Kekuatan Geho Sama yang mampu melemparkan musuh sebegitu jauh sudah menjelaskan seberapa tinggi kekuatan yang melambarinya. Kemungkinan karena alasan itulah mengapa mereka memutuskan untuk tidak meneruskan serangan.


Tindakan mereka yang langsung berubah drastis itu tidak urung membuat Suro dan lainnya mulai mengernyitkan dahi.


"Apakah para makhluk itu pernah mendengar ucapan seorang ahli strategi perang yang bernama Sun Tzu?"


"Maksud paman?" ucap Suro sambil mengerutkan dahi menimpali ucapan Pendekar Zhang Yuan.


"Menurut Sun Tzu kalau memiliki kekuatan sepuluh kali kekuatan musuh, kepunglah dia. Namun jika lima kali, maka seranglah dia.


Tetapi jika dua kali, hadapilah dia. Sedangkan kalau sama-sama kuat, maka pecah belahlah musuh. Namun jika kalah kuat, maka tindakan terbaik adalah bertahan. Terakhir jika Anda bukan tandingannya, maka sebaiknya hindarilah musuhmu."


"Lalu apa hubungannya dengan tindakan mereka?" tanya Geho Sama penasaran.


"Lihatlah mereka memilih membentuk pertahanan, setelah mengetahui kekuatan serangan pendekar Geho Sama. Pasukan musuh menyadari kekuatan kita tidak dibawah mereka." ucap Pendekar Zhang Yuan mengakhiri penjelasannya.


"Apakah itu artinya musuh yang kita hadapi kali ini memiliki kecerdasan?"


Suro masih menggaruk-garuk kepalanya menyahut penjelasan dari Pendekar Zhang Yuan barusan.

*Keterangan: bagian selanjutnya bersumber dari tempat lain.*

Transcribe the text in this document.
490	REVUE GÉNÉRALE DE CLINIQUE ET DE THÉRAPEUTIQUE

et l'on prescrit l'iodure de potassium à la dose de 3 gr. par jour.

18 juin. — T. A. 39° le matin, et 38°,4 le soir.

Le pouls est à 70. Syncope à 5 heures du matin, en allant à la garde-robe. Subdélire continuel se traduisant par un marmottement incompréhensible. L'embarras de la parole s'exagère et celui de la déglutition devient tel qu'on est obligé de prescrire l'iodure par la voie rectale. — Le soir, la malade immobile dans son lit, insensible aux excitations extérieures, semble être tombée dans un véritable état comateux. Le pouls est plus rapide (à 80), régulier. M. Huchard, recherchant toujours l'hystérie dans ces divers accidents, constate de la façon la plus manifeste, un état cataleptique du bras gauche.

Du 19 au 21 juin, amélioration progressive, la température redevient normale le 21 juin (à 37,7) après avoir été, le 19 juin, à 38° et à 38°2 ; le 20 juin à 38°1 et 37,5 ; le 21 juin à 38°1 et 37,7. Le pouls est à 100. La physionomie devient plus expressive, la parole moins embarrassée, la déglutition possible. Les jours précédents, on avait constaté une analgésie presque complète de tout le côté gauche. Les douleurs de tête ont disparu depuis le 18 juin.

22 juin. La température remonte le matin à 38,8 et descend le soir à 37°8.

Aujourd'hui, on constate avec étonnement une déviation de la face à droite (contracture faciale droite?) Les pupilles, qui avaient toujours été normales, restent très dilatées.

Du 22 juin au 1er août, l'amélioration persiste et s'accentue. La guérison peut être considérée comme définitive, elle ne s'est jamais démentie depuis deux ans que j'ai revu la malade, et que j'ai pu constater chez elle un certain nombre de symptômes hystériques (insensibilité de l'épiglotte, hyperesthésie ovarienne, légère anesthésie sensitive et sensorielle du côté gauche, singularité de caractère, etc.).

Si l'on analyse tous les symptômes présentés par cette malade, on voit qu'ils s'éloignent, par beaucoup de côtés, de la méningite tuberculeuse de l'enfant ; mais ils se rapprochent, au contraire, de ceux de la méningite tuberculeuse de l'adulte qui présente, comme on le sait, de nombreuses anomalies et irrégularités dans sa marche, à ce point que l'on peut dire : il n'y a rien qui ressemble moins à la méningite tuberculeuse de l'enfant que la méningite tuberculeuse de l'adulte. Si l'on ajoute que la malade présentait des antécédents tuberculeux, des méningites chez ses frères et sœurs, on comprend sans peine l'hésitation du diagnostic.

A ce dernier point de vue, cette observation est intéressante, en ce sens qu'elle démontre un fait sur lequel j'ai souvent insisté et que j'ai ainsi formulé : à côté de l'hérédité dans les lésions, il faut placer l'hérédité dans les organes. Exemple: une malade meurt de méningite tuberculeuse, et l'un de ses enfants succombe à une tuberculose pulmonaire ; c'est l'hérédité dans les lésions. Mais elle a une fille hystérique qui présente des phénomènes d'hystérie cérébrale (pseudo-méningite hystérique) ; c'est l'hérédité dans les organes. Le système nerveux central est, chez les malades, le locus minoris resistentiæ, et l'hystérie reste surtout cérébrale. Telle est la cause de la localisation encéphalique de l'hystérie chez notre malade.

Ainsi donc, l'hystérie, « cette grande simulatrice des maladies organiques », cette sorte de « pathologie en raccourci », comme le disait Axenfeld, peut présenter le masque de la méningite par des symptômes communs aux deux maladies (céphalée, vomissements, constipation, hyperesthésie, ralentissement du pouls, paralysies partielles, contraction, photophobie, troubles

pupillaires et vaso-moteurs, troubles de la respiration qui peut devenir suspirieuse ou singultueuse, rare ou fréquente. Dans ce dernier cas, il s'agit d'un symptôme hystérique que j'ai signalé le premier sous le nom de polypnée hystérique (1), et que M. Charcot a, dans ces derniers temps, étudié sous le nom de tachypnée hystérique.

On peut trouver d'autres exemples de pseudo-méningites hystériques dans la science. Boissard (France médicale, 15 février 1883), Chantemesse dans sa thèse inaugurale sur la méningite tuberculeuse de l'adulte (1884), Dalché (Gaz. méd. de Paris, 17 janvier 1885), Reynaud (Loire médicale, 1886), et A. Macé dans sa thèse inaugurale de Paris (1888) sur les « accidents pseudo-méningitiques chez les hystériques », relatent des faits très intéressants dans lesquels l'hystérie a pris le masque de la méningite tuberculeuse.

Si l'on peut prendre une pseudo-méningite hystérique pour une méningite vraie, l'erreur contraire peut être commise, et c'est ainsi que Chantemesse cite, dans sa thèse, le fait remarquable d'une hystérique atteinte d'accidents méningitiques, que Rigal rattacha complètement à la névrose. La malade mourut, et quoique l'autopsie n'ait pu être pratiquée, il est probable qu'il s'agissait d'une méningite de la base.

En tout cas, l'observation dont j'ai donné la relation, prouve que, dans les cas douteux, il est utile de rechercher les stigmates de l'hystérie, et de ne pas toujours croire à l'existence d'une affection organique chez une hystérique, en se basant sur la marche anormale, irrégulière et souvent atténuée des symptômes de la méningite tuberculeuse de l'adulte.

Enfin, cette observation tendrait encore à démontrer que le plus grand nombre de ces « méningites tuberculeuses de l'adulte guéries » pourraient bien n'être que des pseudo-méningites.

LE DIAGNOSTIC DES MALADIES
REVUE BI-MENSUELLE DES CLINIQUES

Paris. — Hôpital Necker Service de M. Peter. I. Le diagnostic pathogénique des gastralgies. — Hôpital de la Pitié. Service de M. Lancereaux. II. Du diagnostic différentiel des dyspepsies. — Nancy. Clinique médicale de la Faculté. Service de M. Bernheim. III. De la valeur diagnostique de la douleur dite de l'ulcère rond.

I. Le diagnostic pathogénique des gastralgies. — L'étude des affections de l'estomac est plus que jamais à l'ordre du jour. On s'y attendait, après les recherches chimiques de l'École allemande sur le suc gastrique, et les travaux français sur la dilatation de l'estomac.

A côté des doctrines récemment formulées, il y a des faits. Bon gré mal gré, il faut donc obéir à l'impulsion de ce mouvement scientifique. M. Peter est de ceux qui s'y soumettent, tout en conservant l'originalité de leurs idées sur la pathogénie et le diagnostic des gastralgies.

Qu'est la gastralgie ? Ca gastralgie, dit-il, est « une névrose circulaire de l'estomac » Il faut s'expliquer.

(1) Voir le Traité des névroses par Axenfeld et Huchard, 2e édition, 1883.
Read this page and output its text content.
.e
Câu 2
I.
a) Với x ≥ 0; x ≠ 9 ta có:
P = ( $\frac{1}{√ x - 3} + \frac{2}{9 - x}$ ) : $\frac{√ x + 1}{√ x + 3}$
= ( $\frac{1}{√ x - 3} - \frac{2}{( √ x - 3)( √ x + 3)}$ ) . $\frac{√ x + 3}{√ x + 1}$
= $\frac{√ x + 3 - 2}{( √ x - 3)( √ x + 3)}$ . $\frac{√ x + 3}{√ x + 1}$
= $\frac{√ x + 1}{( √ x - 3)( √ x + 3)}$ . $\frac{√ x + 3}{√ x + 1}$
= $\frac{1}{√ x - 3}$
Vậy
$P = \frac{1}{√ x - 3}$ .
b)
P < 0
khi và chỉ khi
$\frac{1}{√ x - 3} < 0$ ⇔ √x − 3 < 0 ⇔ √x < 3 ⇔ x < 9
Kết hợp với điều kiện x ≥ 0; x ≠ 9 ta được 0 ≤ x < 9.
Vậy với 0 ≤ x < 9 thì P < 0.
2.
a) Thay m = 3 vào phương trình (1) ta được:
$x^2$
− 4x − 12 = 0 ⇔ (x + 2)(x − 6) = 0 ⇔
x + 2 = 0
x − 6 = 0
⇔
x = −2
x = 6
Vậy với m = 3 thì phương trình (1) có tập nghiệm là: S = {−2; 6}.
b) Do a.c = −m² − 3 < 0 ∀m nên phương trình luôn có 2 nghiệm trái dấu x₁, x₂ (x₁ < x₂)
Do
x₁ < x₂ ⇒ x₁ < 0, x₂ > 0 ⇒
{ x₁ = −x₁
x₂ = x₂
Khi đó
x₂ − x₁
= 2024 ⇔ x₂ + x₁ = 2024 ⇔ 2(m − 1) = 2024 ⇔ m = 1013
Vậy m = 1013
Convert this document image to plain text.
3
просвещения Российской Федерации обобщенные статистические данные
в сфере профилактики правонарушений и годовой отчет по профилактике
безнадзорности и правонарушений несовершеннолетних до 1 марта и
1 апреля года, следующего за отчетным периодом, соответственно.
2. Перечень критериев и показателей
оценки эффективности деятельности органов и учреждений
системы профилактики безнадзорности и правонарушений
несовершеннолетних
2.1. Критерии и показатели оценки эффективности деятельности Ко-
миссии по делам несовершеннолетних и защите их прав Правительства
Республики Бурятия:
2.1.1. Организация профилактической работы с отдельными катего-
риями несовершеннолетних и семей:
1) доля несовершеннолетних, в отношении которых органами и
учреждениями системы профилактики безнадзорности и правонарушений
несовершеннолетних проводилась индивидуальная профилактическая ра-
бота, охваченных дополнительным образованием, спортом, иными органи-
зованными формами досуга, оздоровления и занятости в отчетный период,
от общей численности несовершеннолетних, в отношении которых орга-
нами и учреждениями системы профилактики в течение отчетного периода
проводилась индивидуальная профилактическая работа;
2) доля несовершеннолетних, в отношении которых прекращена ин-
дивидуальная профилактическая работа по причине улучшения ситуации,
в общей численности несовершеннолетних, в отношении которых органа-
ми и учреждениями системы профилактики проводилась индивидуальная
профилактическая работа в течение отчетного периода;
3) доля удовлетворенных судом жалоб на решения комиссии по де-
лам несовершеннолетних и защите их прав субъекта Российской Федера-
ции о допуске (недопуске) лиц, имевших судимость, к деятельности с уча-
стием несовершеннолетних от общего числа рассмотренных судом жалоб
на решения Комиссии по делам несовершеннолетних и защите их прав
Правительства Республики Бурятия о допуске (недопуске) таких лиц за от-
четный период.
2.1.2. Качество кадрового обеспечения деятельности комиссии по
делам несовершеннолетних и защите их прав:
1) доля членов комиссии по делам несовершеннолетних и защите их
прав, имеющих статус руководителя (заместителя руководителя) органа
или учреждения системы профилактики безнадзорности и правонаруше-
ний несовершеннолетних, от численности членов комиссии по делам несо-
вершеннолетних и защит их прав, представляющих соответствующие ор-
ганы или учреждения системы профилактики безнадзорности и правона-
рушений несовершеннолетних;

Tetapi belum sempat mulutnya melanjutkan ucapannya, Dewa Rencong justru memberondong pertanyaan kepadanya.


Mulut Dewa Rencong sepertinya sudah gatal tidak tahan untuk bertanya kepada Suro. Sebab keputusan Suro membawa mereka tiba di pegunungan Longmen, sejak awal telah mengganjal pikirannya.


"Sebenarnya tujuan kita menghadapai para makhluk yang serba janggal ini demi apa bocah? Aku merasa mereka tidak ada urusannya dengan Batara Karang, walaupun memang aura sesat ini cukup mengganggu!"


Pertanyaan itu secara tidak langsung juga mewakili yang lainnya. Mereka juga bertanya-tanya tentang tujuan Suro membawa mereka semua ketempat itu.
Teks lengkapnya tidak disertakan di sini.